CHAPTER x.x.xVIII. WITH LORD CULDUFF.

In a room of a Roman palace large enough to be a church, but furnished with all the luxury of an English drawing-room, stood Lord Culduff, with his back to an ample fire, smoking a cigarette; a small table beside him supported a very diminutive coffee-service of chased silver, and in a deep-cushioned chair at the opposite side of the fireplace lay a toy terrier, asleep.

There were two fireplaces in the s.p.a.cious chamber, and at a writing-table drawn close to the second of these sat Temple Bramleigh writing. His pen as it ran rapidly along was the only sound in the perfect stillness, till Lord Culduff, throwing the end of his cigarette away, said, "It is not easy to imagine so great an idiot as your worthy brother Augustus."

"A little selfishness would certainly not disimprove him," said Temple, coldly.

"Say sense, common sense, sir; a very little of that humble ingredient that keeps a man from walking into a well."

"I think you judge him hardly."

"Judge him hardly! Why, sir, what judgment can equal the man's own condemnation of himself? He has some doubts--some very grave doubts--about his right to his estate, and straightway he goes and throws it into a law-court. He prefers, in fact, that his inheritance should be eaten up by lawyers than quietly enjoyed by his own family.

Such men are usually provided with lodgings at Hanwell; their friends hide their razors, and don't trust them with toothpicks."

"Oh, this is too much: he may take an extreme view of what his duty is in this matter, but he 's certainly no more mad than I am."

"I repeat, sir, that the man who takes conscience for his guide in the very complicated concerns of life is unfit to manage his affairs.

Conscience is a const.i.tutional peculiarity, nothing more. To attempt to subject the business of life to conscience would be about as absurd as to regulate the funds by the state of the barometer."

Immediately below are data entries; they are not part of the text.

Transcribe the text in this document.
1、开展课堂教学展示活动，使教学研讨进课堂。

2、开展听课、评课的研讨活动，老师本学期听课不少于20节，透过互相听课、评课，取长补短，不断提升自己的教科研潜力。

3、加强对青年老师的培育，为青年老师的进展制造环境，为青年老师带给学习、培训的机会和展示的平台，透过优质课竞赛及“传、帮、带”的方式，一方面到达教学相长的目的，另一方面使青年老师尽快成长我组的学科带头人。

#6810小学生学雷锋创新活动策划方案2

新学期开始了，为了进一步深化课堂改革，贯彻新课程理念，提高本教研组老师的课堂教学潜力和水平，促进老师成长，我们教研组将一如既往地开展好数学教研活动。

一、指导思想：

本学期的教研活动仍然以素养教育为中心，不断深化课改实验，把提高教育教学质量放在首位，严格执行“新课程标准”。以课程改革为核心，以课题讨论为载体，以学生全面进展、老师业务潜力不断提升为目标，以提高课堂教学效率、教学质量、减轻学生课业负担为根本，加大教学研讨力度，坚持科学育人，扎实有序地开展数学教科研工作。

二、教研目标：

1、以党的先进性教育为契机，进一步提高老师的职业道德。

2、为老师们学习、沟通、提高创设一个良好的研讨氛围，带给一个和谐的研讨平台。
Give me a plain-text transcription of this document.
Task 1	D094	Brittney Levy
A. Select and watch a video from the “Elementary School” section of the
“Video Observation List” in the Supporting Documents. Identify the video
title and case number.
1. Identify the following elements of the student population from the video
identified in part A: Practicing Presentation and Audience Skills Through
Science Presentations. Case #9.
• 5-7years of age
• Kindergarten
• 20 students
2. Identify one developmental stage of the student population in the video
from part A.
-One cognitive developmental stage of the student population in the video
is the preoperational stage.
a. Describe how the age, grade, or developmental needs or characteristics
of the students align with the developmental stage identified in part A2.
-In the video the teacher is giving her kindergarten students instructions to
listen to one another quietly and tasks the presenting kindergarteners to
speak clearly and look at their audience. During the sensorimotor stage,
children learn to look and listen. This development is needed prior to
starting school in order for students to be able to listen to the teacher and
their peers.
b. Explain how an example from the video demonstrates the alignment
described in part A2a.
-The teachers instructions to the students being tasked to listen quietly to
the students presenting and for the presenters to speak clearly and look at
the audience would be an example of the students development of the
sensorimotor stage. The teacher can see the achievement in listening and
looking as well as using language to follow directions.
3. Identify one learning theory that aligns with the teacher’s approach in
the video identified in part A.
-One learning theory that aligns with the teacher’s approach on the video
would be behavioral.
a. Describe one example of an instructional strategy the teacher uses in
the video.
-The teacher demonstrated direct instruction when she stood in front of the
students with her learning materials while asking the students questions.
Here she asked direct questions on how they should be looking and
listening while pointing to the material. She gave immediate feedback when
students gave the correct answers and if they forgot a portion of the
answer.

"I 'll not defend what he is doing--I 'm as sorry for it as any one; I only protest against his being thought a fool."

"What do you say then to this last step of his, if it be indeed true that he has accepted this post?"

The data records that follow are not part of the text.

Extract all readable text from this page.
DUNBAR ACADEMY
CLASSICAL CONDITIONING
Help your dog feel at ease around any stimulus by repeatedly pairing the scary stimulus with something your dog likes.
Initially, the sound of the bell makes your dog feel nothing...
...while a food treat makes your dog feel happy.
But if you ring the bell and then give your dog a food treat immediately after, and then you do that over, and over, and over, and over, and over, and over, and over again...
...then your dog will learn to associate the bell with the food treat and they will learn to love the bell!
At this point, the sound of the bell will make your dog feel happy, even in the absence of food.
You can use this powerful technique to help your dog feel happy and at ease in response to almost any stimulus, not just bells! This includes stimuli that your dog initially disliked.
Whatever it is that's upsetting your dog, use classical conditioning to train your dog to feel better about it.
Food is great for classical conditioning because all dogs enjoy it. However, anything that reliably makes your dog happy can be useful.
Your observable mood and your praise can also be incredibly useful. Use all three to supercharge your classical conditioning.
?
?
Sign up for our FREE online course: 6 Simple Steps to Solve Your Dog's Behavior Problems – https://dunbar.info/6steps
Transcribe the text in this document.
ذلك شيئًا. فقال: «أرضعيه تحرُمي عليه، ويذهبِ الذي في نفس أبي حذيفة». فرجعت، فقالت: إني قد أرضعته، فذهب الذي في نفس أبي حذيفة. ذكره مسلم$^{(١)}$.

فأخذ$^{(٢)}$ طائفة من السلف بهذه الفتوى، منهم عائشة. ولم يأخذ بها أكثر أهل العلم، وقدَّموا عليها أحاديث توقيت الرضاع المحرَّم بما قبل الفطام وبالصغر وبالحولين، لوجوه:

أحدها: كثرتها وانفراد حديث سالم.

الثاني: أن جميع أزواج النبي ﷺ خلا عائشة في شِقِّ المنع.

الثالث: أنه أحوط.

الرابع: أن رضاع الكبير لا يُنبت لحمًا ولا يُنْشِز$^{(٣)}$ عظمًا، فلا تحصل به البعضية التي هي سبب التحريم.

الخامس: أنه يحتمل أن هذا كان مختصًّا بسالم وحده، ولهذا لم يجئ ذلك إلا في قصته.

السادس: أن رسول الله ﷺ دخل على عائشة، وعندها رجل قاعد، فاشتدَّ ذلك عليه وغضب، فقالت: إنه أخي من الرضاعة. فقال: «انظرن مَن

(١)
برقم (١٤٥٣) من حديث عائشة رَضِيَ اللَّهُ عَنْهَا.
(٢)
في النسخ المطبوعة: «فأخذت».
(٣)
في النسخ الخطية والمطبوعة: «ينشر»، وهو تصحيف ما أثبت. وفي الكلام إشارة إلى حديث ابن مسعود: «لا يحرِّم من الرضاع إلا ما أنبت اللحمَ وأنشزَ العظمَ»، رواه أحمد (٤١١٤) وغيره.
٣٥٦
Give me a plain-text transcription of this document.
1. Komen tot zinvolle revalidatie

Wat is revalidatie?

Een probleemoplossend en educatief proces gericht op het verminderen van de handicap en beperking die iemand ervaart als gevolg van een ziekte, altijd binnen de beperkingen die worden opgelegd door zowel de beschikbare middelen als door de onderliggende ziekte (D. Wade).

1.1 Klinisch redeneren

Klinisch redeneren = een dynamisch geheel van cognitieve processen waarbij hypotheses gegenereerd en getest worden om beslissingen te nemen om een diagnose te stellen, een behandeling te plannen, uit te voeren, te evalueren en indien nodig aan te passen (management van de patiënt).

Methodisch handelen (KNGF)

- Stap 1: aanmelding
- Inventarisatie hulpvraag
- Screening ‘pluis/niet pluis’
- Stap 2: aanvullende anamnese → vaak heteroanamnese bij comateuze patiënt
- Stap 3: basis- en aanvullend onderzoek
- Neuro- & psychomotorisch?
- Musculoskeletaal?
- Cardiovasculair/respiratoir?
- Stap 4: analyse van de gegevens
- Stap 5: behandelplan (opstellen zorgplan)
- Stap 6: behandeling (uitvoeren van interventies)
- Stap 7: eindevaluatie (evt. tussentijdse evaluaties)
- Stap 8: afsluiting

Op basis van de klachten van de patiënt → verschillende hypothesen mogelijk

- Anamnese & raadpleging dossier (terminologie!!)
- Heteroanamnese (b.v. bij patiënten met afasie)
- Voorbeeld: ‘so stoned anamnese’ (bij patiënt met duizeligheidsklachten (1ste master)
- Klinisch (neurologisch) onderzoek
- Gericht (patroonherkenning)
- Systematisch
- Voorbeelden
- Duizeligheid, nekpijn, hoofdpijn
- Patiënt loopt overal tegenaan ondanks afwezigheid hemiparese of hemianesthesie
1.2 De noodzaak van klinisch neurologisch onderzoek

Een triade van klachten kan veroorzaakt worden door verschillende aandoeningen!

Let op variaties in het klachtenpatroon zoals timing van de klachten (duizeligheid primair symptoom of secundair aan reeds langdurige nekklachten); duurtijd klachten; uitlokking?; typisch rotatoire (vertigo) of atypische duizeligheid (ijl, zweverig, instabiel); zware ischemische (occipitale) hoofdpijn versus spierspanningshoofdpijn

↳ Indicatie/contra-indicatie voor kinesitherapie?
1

"I'm afraid it is; my sister Ellen says they are on their way to Cattaro."

"I declare that I regard it as an outrage. I can give it no other name.

It is an outrage. What, sir, am I, who have reached the highest rank of my career, or something very close to it; who have obtained my Grand Cross; who stand, as I feel I do, second to none in the public service;--am I to have my brother-in-law, my wife's brother, gazetted to a post I might have flung to my valet!"'

"There I admit he was wrong."

"That is to say, sir, that you feel the personal injury his indiscreet conduct has inflicted. You see your own ruin in his rashness."

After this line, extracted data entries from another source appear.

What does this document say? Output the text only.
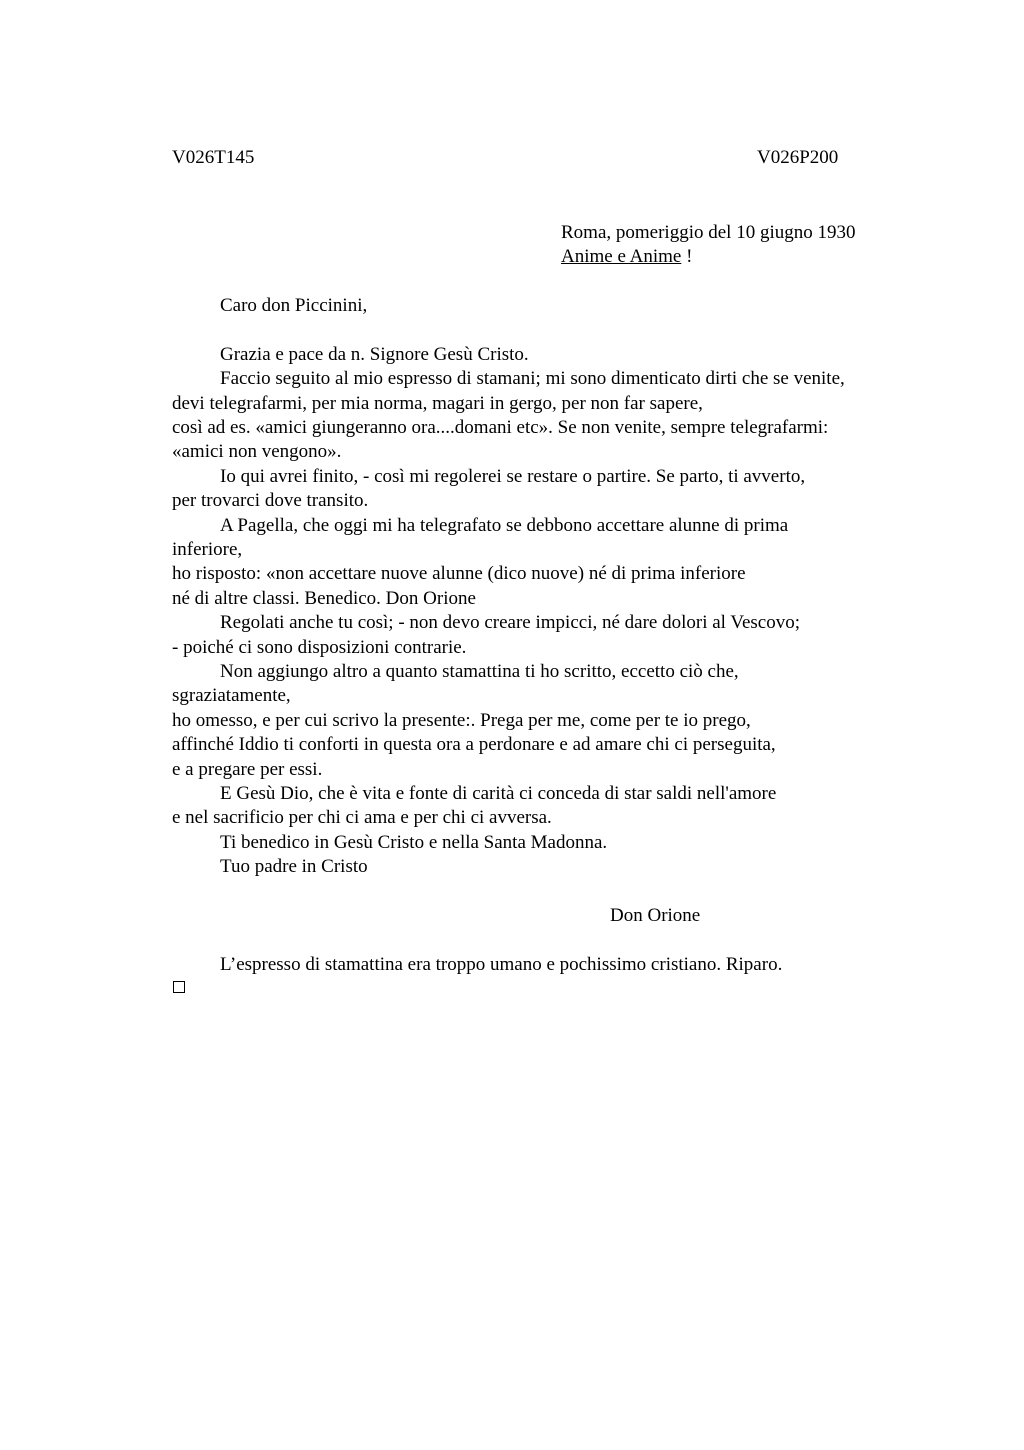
V026T145	V026P200
Roma, pomeriggio del 10 giugno 1930
Anime e Anime !
Caro don Piccinini,
Grazia e pace da n. Signore Gesù Cristo.
Faccio seguito al mio espresso di stamani; mi sono dimenticato dirti che se venite,
devi telegrafarmi, per mia norma, magari in gergo, per non far sapere,
così ad es. «amici giungeranno ora....domani etc». Se non venite, sempre telegrafarmi:
«amici non vengono».
Io qui avrei finito, - così mi regolerei se restare o partire. Se parto, ti avverto,
per trovarci dove transito.
A Pagella, che oggi mi ha telegrafato se debbono accettare alunne di prima
inferiore,
ho risposto: «non accettare nuove alunne (dico nuove) né di prima inferiore
né di altre classi. Benedico. Don Orione
Regolati anche tu così; - non devo creare impicci, né dare dolori al Vescovo;
- poiché ci sono disposizioni contrarie.
Non aggiungo altro a quanto stamattina ti ho scritto, eccetto ciò che,
sgraziatamente,
ho omesso, e per cui scrivo la presente:. Prega per me, come per te io prego,
affinché Iddio ti conforti in questa ora a perdonare e ad amare chi ci perseguita,
e a pregare per essi.
E Gesù Dio, che è vita e fonte di carità ci conceda di star saldi nell'amore
e nel sacrificio per chi ci ama e per chi ci avversa.
Ti benedico in Gesù Cristo e nella Santa Madonna.
Tuo padre in Cristo
Don Orione
L’espresso di stamattina era troppo umano e pochissimo cristiano. Riparo.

"I can't suppose it will go that far."

"And why not, pray? When a Minister or Secretary of State dares to offend me--for it is levelled at _me_--by appointing my brother to such an office, he says as plainly as words can speak, 'Your sun is set; your influence is gone. We place you below the salt to-day, that to-morrow we may put you outside the door.' _You_ cannot be supposed to know these things, but _I_ know them. Shall I give you a counsel, sir?"

"Any advice from you, my Lord, is always acceptable."

"Give up the line. Retire; be a gamekeeper, a billiard-marker; turn steward of a steamer, or correspond for one of the penny papers, but don't attempt to serve a country that pays its gentlemen like toll-keepers."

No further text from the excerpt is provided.